On Tuesday, September 19, a 7.1 magnitude earthquake hit South Central Mexico. The epicenter of the quake was in the state of Puebla, located approximately 120 km from Mexico City. As of Friday, September 22, death tolls stood at 282, 137 of whom died in the capital. This number is expected to rise as efforts to clear rubble continue and more bodies are found. Victims of the earthquake also face the threat of aftershocks, which could be acutely harmful given the structural instability caused by the initial strike.

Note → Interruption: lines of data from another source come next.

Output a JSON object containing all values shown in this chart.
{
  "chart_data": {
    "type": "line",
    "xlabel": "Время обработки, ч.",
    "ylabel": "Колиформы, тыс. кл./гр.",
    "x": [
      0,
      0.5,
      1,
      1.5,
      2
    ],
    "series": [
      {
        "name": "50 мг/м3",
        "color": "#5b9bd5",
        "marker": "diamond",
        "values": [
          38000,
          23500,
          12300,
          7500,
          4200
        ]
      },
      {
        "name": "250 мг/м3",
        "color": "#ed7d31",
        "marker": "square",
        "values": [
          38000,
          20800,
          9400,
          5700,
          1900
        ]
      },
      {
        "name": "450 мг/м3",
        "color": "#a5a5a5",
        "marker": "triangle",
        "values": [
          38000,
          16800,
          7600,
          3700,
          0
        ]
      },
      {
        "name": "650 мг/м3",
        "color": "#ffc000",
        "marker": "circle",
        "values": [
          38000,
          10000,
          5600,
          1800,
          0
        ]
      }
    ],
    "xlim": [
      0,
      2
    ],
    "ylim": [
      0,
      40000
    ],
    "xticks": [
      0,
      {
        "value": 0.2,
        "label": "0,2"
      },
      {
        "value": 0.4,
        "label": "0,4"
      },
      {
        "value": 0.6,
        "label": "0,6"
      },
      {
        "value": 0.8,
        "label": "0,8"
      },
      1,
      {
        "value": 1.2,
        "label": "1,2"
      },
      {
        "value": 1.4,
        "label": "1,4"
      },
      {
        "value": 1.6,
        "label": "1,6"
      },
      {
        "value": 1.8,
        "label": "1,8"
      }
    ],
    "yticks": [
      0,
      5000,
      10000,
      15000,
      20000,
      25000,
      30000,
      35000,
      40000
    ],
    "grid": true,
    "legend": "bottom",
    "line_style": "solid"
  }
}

The quake also devastated infrastructure, leaving whole communities homeless. The Puebla area is facing the most damage with 1,700 homes declared inhospitable and in need of demolishing in the coming months. Desperate families affected by the housing emergency are making pleas on social media for humanitarian aid. The government is struggling to deal with the widespread destruction.
Destruction within Mexico City is widespread, and at least 44 buildings were levelled by the quake. The damage in the capital is partly due to the high population density, but the impact of the earthquake was magnified by its geography. Mexico City is built on an ancient lakebed made of clay, which amplify seismic waves. As a result, tremors reverberate through the area with a devastating effect. The Mexican army and navy entered the city in the aftermath of the quake to participate in the relief effort. People still need to be rescued from collapsed buildings, and unstable structures need to be demolished. According to some, the army has caused added turmoil in the city by prematurely demolishing certain buildings, without adequately attempting to rescue people who may have been trapped.
The most recent quake occurred less than two weeks after the 8.1 magnitude quake, which was the most powerful earthquake in the country in over a centu- ry to reach the Southern coast of Mexico. While the timing of these events are very close, most experts claim that the timing is coincidence. Both quakes were caused by shifts in the Cocos plate, located just off the coast of the continent. The Cocos plate is gradually pushing underneath the North American plate, causing a massive pressure increase which is sporadically released in these destructive tremors. Shifts in these tectonic plates are a constant reality for Mexico, and while the cause of these two recent quakes are the same, their timing is coincidental.